The Simpsons began as cartoon shorts on The Tracey Ullman Show in 1987. It was the debut year of the FOX network. FOX expanded The Simpsons to a half-hour show in 1989. The Simpsons got so popular that FOX moved America’s favorite dysfunctional family from Sunday night to Thursday night in 1990 to take on the Huxtables, America’s favorite functional family.
The Cosby Show honored its competition in the first episode of the 1990-91 season. When Rudy, the youngest Huxtable, enters a room wearing a Bart Simpson mask, her father, Cliff, chases her out. It was Bill Cosby’s tip of the hat to the cartoon hit. Eventually, FOX returned The Simpsons to Sunday night, where it anchors the Sunday lineup two decades later.
A sample of the guest star roster for The Simpsons is dazzling. Michelle Pfeiffer, Dustin Hoffman, Meryl Streep, Kirk Douglas, Donald Sutherland, Albert Brooks, Rodney Dangerfield, Martin Sheen, Danny DeVito, Jay Leno, Joe Namath, Alec Baldwin, Kim Basinger, Ron Howard, Jon Lovitz, and even FOX chieftain Rupert Murdoch are just a few examples.

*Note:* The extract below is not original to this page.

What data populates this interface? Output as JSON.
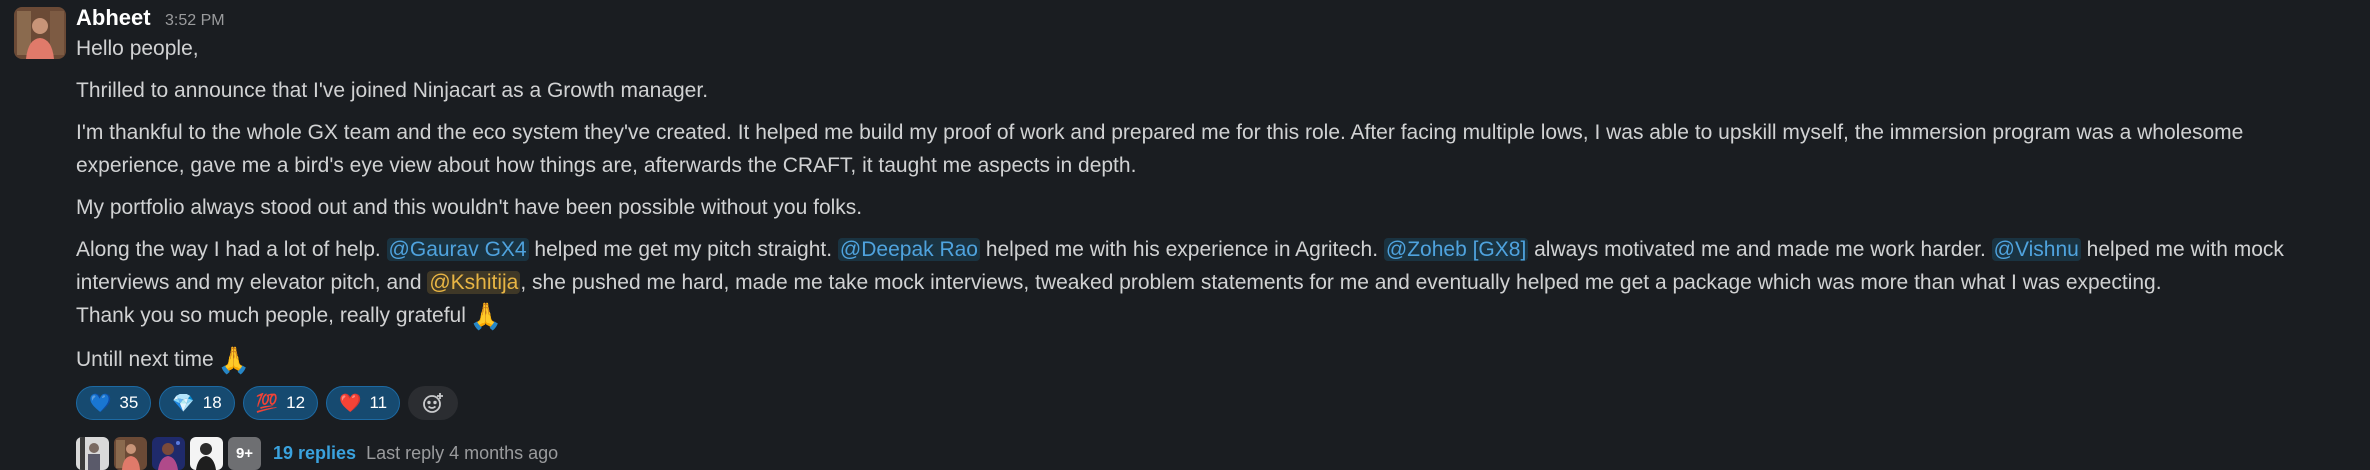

Popular culture icons provide a wealth of story opportunities for The Simpsons. An episode featuring Krusty the Clown’s back story used several elements of the movie The Jazz Singer. Another episode showed Homer Simpsons getting kidnapped and banished to an island similar to the island on the 1960s classic television show The Prisoner. Of course, the episode Who Shot Mr. Burns? paralleled the greatest television mystery phenomenon of all time, the 1980 “Who shot J.R.?” plot of Dallas.
President George Herbert Walker Bush acknowledged the show’s impact when he said that he wanted American families to be more like the Waltons and less like the Simpsons. Crude, to be sure, The Simpsons carved new boundaries of humor. Bart, a wisecracking kid, soon became the breakout character with his catchphrases “Don’t have a cow, man!” and “Ay, caramba!” The Simpsons evolved, showing highly significant hallmarks of sentimentality, humanity, and goodness.
In the episode Alone Again, Natura-Diddly, Springfield mourns the loss of Maude Flanders. Without his wife, Ned Flanders sees some cracks in his bedrock of religious faith. He questions God about the wisdom of taking Maude from her family. Consequently, he stays in bed to avoid Sunday church service, his favorite weekly activity. But Ned’s faith isn’t shaken for long. He speeds to the church, getting there just in time to hear a Christian rock singer belt out a tune about finding her faith in God after rough times.
It’s enough to capture Ned’s attention.
After the service, Ned tells her about his recent emotional battles. When she asks Ned if he’d like to grab a cup of coffee, she senses his uneasiness. But she leaves the door open for when she returns from the Monsters of Christian Rock tour. Ned’s good cheer returns, evidenced by his declaration: “Maybe we can. My name’s Ned Flanders and I’m here every week, rain or shine!”